Autre écueil possible pointé par le chercheur : que les propositions de la commission restent lettres mortes. « Emmanuel Macron aurait pu être précis le 25 avril dans les garanties apportées, en assurant par exemple que toutes les propositions de la convention qui pourront passer par voie référendaire le seront et toutes les autres par voie parlementaire ou par application réglementaire directe. »

Dimitri Courant ne veut pas non plus tuer dans l’œuf cette convention citoyenne pour le climat. « Cela reste une piste intéressante pour répondre à la crise de représentativité de nos institutions politiques », juge-t-il.

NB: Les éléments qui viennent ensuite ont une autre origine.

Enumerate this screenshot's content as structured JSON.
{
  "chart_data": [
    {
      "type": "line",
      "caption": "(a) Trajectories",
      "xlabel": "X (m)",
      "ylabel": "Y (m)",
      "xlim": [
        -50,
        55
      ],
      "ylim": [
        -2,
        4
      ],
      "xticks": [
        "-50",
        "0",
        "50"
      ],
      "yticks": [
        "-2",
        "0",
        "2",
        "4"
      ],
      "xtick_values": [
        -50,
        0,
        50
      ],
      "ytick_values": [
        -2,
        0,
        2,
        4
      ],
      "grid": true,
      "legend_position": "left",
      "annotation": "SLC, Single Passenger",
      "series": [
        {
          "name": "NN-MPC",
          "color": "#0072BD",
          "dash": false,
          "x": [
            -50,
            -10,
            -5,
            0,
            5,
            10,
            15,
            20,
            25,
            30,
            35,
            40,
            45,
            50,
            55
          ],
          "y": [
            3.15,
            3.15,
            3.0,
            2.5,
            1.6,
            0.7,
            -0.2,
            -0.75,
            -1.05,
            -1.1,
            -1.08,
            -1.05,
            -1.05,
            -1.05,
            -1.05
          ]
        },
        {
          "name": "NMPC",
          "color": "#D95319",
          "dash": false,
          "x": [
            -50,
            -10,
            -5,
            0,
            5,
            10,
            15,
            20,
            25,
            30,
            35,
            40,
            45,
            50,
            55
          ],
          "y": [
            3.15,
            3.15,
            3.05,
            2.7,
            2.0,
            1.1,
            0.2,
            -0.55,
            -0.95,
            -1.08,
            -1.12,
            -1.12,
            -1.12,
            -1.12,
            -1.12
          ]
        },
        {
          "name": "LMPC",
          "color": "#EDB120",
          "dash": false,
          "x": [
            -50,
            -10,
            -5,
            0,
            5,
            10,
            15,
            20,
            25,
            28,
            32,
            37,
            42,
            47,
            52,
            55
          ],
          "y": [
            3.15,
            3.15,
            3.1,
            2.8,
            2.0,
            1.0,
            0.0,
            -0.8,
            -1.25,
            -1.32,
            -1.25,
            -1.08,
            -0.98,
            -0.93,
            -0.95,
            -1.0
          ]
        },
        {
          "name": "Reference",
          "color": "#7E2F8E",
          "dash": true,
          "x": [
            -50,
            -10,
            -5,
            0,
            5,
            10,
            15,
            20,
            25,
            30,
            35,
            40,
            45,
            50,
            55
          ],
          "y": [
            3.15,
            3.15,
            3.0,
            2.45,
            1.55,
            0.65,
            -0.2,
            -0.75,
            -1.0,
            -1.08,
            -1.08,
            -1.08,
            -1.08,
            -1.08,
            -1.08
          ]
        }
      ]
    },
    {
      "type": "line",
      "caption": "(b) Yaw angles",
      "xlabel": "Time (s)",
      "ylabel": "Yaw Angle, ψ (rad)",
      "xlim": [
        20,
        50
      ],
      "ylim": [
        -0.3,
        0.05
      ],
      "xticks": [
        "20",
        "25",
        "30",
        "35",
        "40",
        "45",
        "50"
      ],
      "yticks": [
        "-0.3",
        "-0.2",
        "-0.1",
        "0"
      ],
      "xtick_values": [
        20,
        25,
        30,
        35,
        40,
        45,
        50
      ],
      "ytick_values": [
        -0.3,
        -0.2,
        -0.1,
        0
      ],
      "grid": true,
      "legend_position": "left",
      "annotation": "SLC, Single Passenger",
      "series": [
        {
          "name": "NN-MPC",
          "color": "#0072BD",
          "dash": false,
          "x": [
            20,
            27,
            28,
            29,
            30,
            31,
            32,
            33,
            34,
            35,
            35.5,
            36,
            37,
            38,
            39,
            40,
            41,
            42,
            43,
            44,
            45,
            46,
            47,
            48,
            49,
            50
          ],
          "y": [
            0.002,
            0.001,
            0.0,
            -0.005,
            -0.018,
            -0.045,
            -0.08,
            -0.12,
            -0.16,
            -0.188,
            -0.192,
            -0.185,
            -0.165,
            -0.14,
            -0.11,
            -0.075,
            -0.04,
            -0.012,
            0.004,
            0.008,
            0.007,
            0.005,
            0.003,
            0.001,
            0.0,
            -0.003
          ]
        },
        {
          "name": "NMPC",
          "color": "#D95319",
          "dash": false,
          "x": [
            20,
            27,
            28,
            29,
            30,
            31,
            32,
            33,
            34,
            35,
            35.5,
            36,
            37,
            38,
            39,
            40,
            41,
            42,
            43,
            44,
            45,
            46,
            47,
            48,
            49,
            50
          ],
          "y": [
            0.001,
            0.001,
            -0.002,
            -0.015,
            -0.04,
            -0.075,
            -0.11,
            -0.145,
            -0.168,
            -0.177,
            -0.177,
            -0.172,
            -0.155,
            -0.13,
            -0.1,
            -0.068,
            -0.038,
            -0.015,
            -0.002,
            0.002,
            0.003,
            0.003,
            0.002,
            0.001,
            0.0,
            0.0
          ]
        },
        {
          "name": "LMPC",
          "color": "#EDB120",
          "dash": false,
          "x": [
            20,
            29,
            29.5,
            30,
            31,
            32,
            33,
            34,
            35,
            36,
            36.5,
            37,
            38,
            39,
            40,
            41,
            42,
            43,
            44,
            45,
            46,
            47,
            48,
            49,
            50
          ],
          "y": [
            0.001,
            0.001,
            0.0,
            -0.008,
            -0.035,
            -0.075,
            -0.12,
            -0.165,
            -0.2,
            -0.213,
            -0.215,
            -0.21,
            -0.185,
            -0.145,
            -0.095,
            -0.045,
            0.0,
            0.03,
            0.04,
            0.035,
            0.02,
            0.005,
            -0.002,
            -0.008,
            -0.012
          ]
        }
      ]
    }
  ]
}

Un premier week-end pour se mettre en jambe

Les 150 citoyens ont rendez-vous ce vendredi à 14h au Cese, à Paris. Mais ils ne rentreront pas tout de suite dans le vif du sujet. « Ce premier week-end veillera à ce que ces 150 citoyens aient le même niveau d’informations sur les questions climatiques, précise Laurence Tubiana, président de la Fondation européenne pour le climat et co-présidente du comité d’organisation de cette convention citoyenne. Vendredi après-midi et samedi matin seront notamment consacrés à faire un « état des lieux » de la crise climatique. Il sera fait par la paléoclimatologue Valérie Masson-Delmotte, vice-présidente du Giec. Puis, il y aura des échanges avec des économistes, des sociologues, des climatologues sur ce que veut dire cette commande publique de réduire de 40 % nos émissions de gaz à effet de serre d’ici à 2040. »

Le premier ministre Edouard Philippe est par ailleurs attendus à 16h, ce vendredi, au Cese. Il ré-expliquera aux 150 citoyens ce que le président de la République attend d’eux.